Освобождённые волосы упали и покрыли её спину до подколенок. Александр отступил на шаг и молча смотрел на неё без улыбки.
– И ты моя жена, – сказал он тихо. – Даже страшно.
Она перекинула часть волос на грудь с обеих сторон и почувствовала себя почти одетой.
– Так тоже красиво, – сказал он. – Пойдём обедать.
Возле поваленного дерева на солнечном месте уже было расстелено одеяло, приготовлена торба с припасами. Одеваться они много не стали, сели – она в сорочке, он в коротких исподних штанах.
– Я с тобой совсем стыда лишусь, – с наигранным упрёком сказала Мария.
– Со мной – можно.
При этих словах Александр так глянул на неё, что внутри сладко потеплело и захотелось целоваться. А он целоваться и не думал, раскладывал пироги и сыр, разливал из баклажки молоко. У неё пропал аппетит. Пожалуй, волосы слишком хорошо её укрывают. Она собрала их все в один пучок и принялась, не спеша, заплетать косу, перекинув её через плечо. А с другого плеча сама собой спустилась лямка, но она не могла её поправить – руки заняты. Краем глаза увидела, как Саша взглянул на неё и замер с ножом в руке. Она немного прогнулась в стане, так что сорочка натянулась на бедре, и закинула заплетённую косу за спину. От резкого движения сорочка сползла ещё ниже и задержалась лишь на остром кончике полушария груди.
– Ешь, – сдавленным голосом сказал Саша, пододвинул к ней кружку и отвёл глаза.
Она подняла лямку и прикусила губу в неожиданной досаде.

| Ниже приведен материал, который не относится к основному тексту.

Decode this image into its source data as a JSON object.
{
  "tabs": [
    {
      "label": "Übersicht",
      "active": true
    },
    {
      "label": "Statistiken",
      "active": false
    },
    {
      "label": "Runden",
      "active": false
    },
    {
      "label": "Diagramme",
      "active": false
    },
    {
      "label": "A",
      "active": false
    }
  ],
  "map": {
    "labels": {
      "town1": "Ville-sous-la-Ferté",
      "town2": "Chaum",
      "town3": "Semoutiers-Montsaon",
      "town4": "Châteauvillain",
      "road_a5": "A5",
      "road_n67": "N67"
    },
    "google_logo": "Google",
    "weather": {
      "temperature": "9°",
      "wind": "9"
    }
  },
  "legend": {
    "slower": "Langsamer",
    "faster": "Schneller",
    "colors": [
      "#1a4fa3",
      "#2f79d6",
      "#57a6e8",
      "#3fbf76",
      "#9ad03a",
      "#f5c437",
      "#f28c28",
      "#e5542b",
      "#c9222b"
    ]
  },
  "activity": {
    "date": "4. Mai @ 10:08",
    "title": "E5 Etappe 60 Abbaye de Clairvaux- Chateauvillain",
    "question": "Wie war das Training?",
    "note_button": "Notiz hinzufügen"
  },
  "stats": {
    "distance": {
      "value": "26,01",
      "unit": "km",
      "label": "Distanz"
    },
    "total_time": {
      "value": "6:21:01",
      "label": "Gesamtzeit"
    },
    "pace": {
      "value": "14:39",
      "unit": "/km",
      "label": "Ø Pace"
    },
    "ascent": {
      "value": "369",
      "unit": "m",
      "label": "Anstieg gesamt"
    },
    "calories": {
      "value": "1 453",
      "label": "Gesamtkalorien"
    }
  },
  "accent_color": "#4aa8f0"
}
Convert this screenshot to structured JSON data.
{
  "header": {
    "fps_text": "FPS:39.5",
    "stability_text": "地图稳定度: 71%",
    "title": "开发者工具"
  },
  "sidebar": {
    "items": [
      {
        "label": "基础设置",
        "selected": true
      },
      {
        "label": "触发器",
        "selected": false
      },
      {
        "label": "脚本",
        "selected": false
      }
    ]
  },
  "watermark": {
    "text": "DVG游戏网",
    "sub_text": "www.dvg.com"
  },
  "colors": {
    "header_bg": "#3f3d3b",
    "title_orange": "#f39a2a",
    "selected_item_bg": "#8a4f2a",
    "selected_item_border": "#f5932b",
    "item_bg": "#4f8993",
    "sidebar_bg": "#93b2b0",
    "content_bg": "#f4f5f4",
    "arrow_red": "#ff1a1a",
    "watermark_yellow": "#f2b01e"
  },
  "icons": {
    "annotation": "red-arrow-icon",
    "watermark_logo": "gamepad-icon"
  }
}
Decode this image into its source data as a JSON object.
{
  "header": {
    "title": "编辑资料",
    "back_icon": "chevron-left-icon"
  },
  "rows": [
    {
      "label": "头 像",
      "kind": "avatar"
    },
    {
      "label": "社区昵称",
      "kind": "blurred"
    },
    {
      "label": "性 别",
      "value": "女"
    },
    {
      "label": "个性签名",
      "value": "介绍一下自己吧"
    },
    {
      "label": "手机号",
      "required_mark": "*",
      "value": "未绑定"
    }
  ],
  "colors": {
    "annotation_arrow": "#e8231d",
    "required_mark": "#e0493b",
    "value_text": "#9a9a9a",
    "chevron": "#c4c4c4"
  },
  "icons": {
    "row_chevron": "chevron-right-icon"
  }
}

– Саша, – спросила она вкрадчиво, – а откуда ты всё знаешь?
– Что всё? – ответил он, не поворачиваясь.
– Ну, всё это… У тебя с италианками амуры были, да? Мне, значит, только с тобой можно, а тебе и с другими, да?
Он посмотрел на неё из-под опущенных век.
– Ешь!
– Я не хочу!
– А что ты хочешь?
Его взгляд стал тяжёлым, а голос чужим. Ох, как она пожалела, что начала этот глупый разговор! У неё задрожали губы, и голос прозвучал робко:
– Хочу, чтобы ты меня поцеловал.
Вихрь, молния – и она уже у него на руках.
– Дурочка ты моя маленькая.
Он побаюкал её, как ребёнка, а когда она протянула ему губы, поцеловал осторожно и нежно. Ей хотелось не так, и она поцеловала его сама. Он замычал удивлённо и принялся за дело как следует. Потом спросил:
– Мы обедать будем?
– После.
Она подвинула руку, чтобы ему удобней было гладить её грудь.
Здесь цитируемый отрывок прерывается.